I’ve been a “business” buyer for almost 20 years, but I’d be lying if I told you I made every one of those decisions based on a clinical spreadsheet — or stopped thinking about those needs and purchases when I was in a “consumer” setting. Last I checked, I am a human being, and therefore the decisions I make have an emotional element to them — regardless of where I am.

It’s Not About Interest… It’s About Outcomes

For years, both B2C and B2B marketers have been stuck when it came to describing the value they were creating in exchange for the substantial amounts of money they were investing. As a result, B2C marketers talked about “clicks and impressions,” while B2B marketers talked about “leads” — all the while spending vast sums of money.

But the real question that the CEO or CFO is — or should be — asking after a lead or a click is, “Now what?”

We live in a different world now in which marketers of all kinds have the ability to nurture a click or a lead along a relationship arc towards advocacy, a sale, a repeat purchase, an opportunity or revenue — whatever the business goal.

What’s more, marketers have the ability to do it in deeply personal ways. They can tell stories in a continuous fashion with content over time and measure the impact of their engagement with those customers in real business terms.
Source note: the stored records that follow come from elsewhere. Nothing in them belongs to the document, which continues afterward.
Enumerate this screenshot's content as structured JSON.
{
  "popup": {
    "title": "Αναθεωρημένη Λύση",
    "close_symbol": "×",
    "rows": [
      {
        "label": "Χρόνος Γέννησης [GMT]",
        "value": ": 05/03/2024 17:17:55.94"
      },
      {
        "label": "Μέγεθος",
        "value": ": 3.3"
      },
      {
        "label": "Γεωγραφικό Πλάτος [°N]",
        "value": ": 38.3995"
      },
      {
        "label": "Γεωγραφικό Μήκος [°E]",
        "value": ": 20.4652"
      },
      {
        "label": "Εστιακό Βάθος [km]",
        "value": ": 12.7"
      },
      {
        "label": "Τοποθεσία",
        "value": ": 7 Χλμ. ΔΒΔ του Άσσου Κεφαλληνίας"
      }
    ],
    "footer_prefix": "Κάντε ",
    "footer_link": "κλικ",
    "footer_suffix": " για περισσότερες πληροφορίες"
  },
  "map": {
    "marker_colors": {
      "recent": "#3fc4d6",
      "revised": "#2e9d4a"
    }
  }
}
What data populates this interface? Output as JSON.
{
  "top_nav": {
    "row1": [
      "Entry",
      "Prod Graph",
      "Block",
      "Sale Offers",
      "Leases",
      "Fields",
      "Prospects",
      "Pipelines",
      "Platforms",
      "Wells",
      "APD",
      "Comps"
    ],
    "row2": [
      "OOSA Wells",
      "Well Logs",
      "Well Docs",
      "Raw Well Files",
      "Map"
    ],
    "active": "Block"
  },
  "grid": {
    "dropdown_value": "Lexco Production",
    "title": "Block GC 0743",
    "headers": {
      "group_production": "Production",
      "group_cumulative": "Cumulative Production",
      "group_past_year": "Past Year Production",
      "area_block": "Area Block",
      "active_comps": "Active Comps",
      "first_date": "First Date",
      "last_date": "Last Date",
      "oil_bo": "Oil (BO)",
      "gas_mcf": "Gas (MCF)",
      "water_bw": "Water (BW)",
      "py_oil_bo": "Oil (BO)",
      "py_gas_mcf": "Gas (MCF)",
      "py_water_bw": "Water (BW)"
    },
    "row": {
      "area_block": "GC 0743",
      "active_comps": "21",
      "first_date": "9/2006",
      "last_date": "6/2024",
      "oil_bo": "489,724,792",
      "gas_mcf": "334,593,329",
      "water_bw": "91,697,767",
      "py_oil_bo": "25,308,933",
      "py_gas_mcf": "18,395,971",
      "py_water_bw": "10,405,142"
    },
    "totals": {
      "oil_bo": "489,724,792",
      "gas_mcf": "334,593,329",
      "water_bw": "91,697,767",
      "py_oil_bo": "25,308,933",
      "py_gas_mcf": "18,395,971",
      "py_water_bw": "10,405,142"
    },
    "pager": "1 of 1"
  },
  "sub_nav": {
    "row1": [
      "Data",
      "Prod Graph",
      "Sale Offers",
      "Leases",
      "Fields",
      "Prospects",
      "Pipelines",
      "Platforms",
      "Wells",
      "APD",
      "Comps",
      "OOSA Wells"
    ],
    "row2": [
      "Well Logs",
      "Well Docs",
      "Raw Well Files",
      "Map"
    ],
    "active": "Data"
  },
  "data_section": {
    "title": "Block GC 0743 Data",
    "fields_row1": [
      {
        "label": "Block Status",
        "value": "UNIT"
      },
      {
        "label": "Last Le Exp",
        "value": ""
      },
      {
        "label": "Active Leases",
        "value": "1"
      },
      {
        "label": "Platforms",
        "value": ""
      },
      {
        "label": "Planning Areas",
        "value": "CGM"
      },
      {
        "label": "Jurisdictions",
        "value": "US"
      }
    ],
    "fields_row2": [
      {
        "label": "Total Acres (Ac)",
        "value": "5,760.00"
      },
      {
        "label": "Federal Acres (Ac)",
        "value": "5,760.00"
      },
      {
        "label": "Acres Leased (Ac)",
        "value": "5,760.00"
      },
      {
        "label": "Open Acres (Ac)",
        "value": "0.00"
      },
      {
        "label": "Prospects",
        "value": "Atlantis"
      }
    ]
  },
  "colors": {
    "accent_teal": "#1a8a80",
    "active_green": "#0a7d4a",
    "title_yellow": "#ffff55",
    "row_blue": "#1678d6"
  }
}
And not only can marketers from both sides of the aisle direct customers toward a mutual outcome, they are also converging on a common science of measurement and analytics that allows them to finally answer the questions of impact that have been vexing them for so long.

Final Coda

B2B and B2C labels have always been more about our companies and the products we sell than they’ve been about our customers. So as we navigate this new world, keep in mind that our customers have always been people. They’ve always been human.

And now more than ever, we live in a customer-driven world.

While there may be some differences — “high-consideration” buying versus “low-consideration” buying, or “direct sales” models versus “indirect channel” models — the truth is that “consumer” marketers and “business” marketers are far more similar than they are different. We have a lot to learn from each other.

Isn’t it about time we marketers abandoned labels that just get in the way of serving our customers — as well as serving ourselves?